US Treasuries lost further ground on Wednesday despite good demand for new government debt as concerns about stronger economic data ahead kept would-be buyers from dipping their toes in the market.
In when-issued trade, yields on the $26 billion of new two-year notes climbed as high as 2.35 percent, the highest level in one and a half years.
The notes were sold at a high yield of 2.27 percent and drew bids for 2.11 times the amount on offer, short of the 2.18 achieved at last month's auction but above the 1.90 average of 2003.
Indirect bidders, which include customers of primary dealers and foreign central banks, picked up 40.8 percent of the issue, or $10.60 billion.
That was just short of March's 43.5 percent, easing concerns that offshore central banks might cut back purchases of US debt.
"There seem to be all the elements of a good auction, the bid-to-cover ratio was solid, the yield was as expected and yields are not rising," said Tony Crescenzi, chief bond market strategist at Miller, Tabak & Co. "There are still lingering worries about lots of issues."
Perhaps most troublesome for bonds is the prospect that data on economic growth and jobs will continue to surpass expectations.
The current two-year note lost 7/32 in price, edging its yield up to 2.26 percent from 2.15 percent late Tuesday. Yields on the five-year note rose to 3.62 percent from 3.49 percent.

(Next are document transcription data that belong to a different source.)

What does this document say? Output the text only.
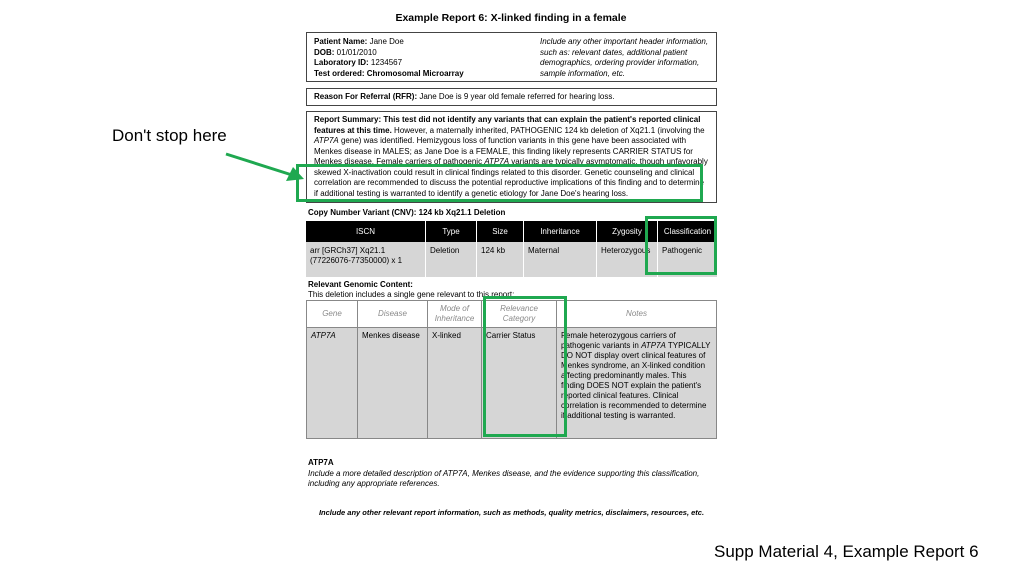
Example Report 6: X-linked finding in a female
Patient Name: Jane Doe
DOB: 01/01/2010
Laboratory ID: 1234567
Test ordered: Chromosomal Microarray
Include any other important header information, such as: relevant dates, additional patient demographics, ordering provider information, sample information, etc.
Reason For Referral (RFR): Jane Doe is 9 year old female referred for hearing loss.

Report Summary: This test did not identify any variants that can explain the patient's reported clinical features at this time. However, a maternally inherited, PATHOGENIC 124 kb deletion of Xq21.1 (involving the ATP7A gene) was identified. Hemizygous loss of function variants in this gene have been associated with Menkes disease in MALES; as Jane Doe is a FEMALE, this finding likely represents CARRIER STATUS for Menkes disease. Female carriers of pathogenic ATP7A variants are typically asymptomatic, though unfavorably skewed X-inactivation could result in clinical findings related to this disorder. Genetic counseling and clinical correlation are recommended to discuss the potential reproductive implications of this finding and to determine if additional testing is warranted to identify a genetic etiology for Jane Doe's hearing loss.

Copy Number Variant (CNV): 124 kb Xq21.1 Deletion
ISCN	Type	Size	Inheritance	Zygosity	Classification
arr [GRCh37] Xq21.1 (77226076-77350000) x 1	Deletion	124 kb	Maternal	Heterozygous	Pathogenic
Relevant Genomic Content:
This deletion includes a single gene relevant to this report:
Gene	Disease	Mode of Inheritance	Relevance Category	Notes
ATP7A	Menkes disease	X-linked	Carrier Status	Female heterozygous carriers of pathogenic variants in ATP7A TYPICALLY DO NOT display overt clinical features of Menkes syndrome, an X-linked condition affecting predominantly males. This finding DOES NOT explain the patient's reported clinical features. Clinical correlation is recommended to determine if additional testing is warranted.
ATP7A
Include a more detailed description of ATP7A, Menkes disease, and the evidence supporting this classification, including any appropriate references.
Include any other relevant report information, such as methods, quality metrics, disclaimers, resources, etc.
Don't stop here
Supp Material 4, Example Report 6
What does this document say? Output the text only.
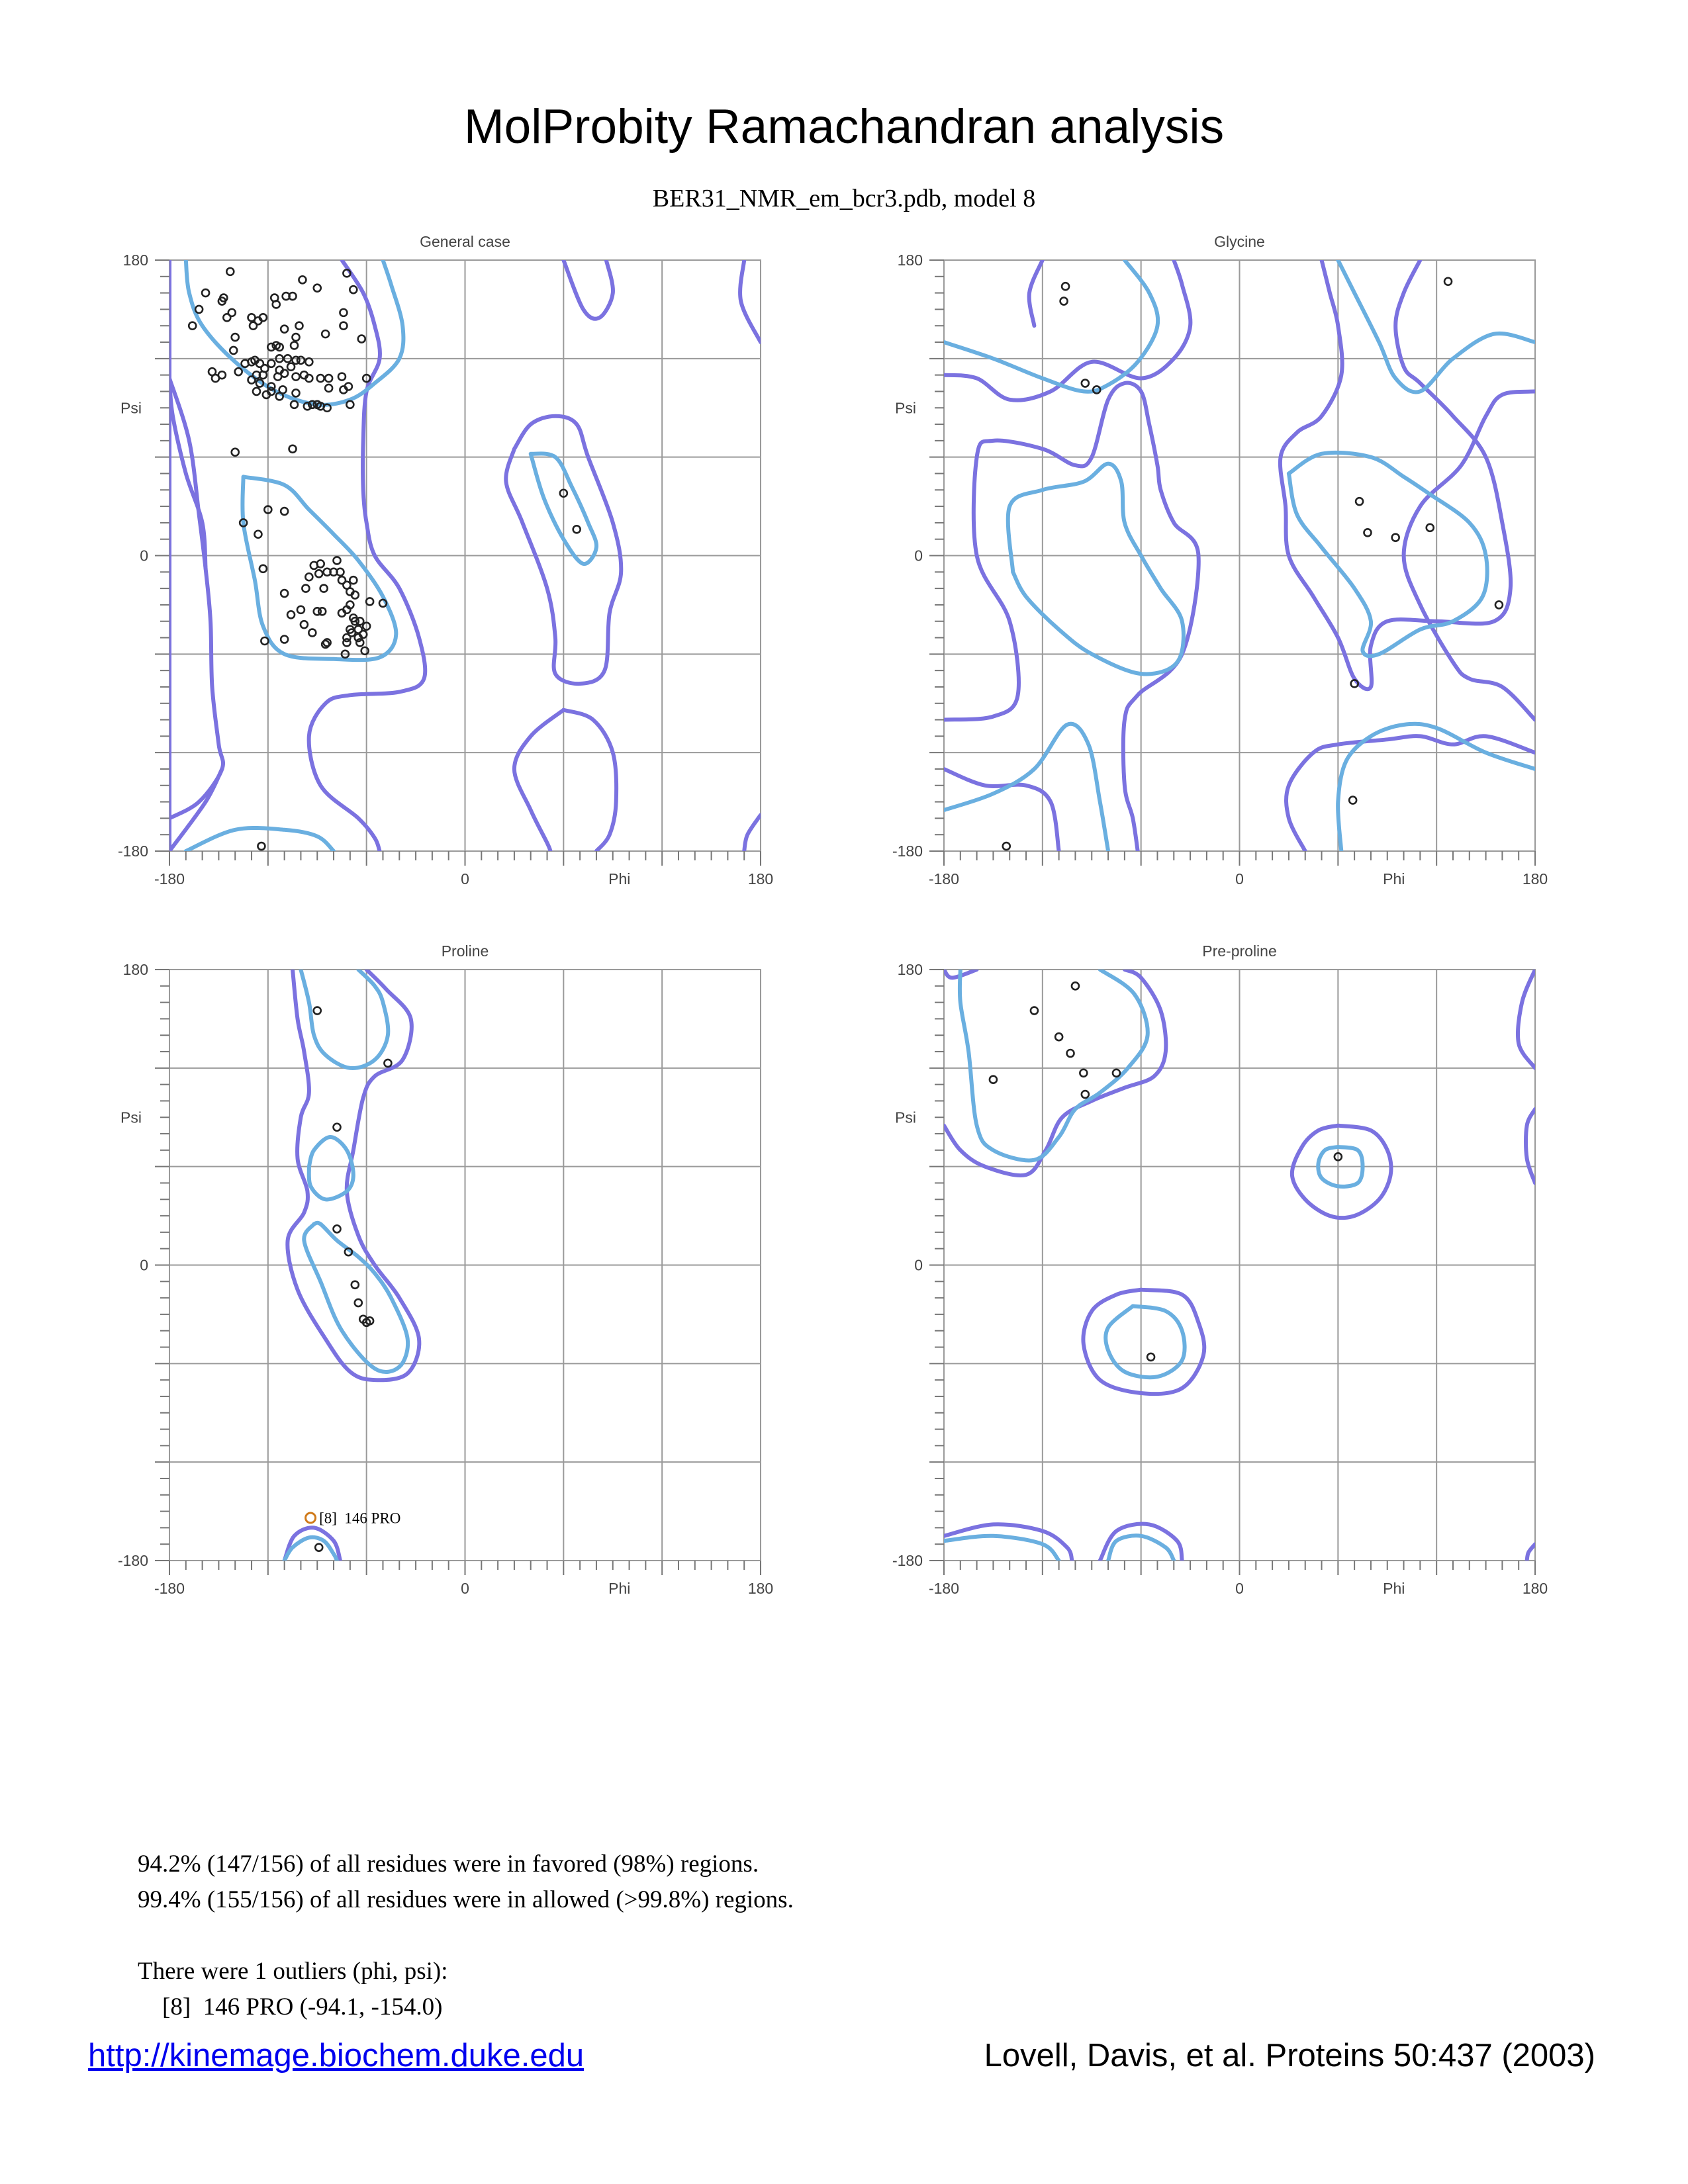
MolProbity Ramachandran analysis
BER31_NMR_em_bcr3.pdb, model 8
General case
Phi
Psi
-180	0	180
180
0
-180
Glycine
Phi
Psi
-180	0	180
180
0
-180
Proline
Phi
Psi
-180	0	180
180
0
-180
[8]  146 PRO
Pre-proline
Phi
Psi
-180	0	180
180
0
-180
94.2% (147/156) of all residues were in favored (98%) regions.
99.4% (155/156) of all residues were in allowed (>99.8%) regions.
There were 1 outliers (phi, psi):
[8]  146 PRO (-94.1, -154.0)
http://kinemage.biochem.duke.edu	Lovell, Davis, et al. Proteins 50:437 (2003)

The benchmark 10-year note lost 28/32 in price, taking its yield to 4.50 percent - the highest closing level since September - from 4.39 percent.
The 30-year bond slid 1-7/32, lifting its yield to 5.29 percent from 5.20 percent.
Crescenzi said the market was also worried that China's renewed effort to prevent its economy from overheating could be accompanied by reduced demand for Treasuries from the Asian giant.
"There's some evidence that they may be shifting away from dollar reserves to other assets to try to diversify their reserves," Crescenzi said.
Traders also remained on the defensive ahead of Thursday's US gross domestic product report for the first quarter.
Analysts expect GDP growth to hit a whopping 5.0 percent annualised in the first quarter, up from 4.1 percent the quarter before, but forecasts stretch as high as 6.0 percent.